As I understand it, a fundamental of Chaum's mix-net is that, absent an external adversary who can analyse traffic on links within the network, no mix can link the source and destination of any message unless it collaborates with every other mix participating in the cascade through which that message passes.
Most of the mix-net projects about which I have read (both those that have been implemented and those that remain theoretical) mitigate such a "collaboration attack" by introducing randomness into path selection: thus an adversary must collaborate with a significant proportion of all mixes throughout the network in order to achieve a high probability that those in any given cascade will all be collaborators.
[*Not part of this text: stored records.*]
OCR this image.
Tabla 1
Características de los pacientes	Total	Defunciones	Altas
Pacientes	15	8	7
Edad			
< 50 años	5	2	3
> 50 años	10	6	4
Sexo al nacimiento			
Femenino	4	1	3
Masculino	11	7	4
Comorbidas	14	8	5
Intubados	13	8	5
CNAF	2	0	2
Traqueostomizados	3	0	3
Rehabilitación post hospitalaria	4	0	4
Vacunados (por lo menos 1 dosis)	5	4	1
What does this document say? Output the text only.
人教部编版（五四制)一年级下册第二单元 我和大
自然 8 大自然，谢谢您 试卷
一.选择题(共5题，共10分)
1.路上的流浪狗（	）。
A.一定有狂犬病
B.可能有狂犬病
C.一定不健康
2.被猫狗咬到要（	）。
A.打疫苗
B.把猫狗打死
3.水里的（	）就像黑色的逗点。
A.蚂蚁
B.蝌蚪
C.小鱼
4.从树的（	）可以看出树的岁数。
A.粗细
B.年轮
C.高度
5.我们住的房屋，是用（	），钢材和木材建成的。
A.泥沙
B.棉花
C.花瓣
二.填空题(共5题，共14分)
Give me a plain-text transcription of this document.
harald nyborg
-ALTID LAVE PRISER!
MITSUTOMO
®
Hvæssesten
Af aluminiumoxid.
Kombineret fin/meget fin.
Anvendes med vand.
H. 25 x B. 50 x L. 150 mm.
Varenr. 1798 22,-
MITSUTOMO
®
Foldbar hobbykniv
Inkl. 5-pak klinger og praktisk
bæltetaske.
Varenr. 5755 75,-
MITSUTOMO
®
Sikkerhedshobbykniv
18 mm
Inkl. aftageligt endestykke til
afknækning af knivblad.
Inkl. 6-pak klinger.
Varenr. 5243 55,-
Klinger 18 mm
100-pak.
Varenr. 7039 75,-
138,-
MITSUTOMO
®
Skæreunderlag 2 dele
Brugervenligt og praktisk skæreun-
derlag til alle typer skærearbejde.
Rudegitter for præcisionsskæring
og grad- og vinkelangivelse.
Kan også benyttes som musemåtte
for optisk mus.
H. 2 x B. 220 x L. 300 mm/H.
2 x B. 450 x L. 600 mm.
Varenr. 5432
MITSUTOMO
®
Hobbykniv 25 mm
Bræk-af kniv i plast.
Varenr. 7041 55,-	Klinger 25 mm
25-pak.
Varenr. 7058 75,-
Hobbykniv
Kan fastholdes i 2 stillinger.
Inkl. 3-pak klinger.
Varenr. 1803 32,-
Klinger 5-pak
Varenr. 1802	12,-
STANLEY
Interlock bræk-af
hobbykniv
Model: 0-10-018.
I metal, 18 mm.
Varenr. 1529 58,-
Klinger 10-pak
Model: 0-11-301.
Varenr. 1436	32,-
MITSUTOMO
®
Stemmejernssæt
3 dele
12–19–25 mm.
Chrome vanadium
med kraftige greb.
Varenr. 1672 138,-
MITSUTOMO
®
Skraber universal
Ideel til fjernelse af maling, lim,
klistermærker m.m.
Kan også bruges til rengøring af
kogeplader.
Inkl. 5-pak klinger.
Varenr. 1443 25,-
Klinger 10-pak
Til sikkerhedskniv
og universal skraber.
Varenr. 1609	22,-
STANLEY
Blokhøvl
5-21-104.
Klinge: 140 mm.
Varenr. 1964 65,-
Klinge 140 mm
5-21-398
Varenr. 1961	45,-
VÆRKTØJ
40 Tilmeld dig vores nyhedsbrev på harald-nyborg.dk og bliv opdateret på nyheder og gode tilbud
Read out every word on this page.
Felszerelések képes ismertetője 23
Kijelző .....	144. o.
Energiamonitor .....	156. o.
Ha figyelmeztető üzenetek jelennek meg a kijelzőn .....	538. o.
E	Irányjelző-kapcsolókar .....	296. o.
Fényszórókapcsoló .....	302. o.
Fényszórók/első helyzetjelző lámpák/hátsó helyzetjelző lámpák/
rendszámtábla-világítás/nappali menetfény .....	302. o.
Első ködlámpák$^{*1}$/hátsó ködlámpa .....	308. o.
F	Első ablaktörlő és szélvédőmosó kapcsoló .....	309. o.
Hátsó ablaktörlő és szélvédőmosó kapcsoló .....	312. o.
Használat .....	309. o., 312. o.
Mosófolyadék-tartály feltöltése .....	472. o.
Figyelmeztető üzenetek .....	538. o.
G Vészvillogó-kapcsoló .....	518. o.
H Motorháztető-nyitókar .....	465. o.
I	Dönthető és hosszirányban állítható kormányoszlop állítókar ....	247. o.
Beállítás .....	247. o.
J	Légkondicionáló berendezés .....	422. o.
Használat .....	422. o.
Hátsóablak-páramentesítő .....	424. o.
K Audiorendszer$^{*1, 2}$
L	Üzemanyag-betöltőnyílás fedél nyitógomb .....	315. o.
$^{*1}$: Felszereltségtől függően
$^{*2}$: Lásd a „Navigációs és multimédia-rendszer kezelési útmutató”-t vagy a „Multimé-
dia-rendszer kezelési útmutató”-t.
Various techniques have been suggested to further frustrate an adversary who attempts to so bias the network, such as viewing all mixes on a single subnet as potential collaborators.
If one is certain (at least, as much as one can ever be) that some particular mixes are honest (i.e. not collaborating with an adversary), it would at first glance appear desirable to ensure that at least one such honest mix is included in every cascade used for one's messages so as to significantly reduce (if not completely eliminate) the threat of such "collaboration attacks".
However, forcing all one's messages to pass through a subset of the network that is defined by one's trust relationships leaks information about those relationships. Over time, an adversary might be able to use such information to link together all one's messages or even identify oneself.
My question is: how can one measure this trade-off? Is there existing research that already has considered it (I have not been able to find any yet)?
Where senders are themselves also acting as mixes in the presence of sufficient inbound cover traffic, does the inclusion of known honest mixes in downstream cascades for their own messages actually provide any additional anonymity given that those messages could arguably have been forwarded for another party?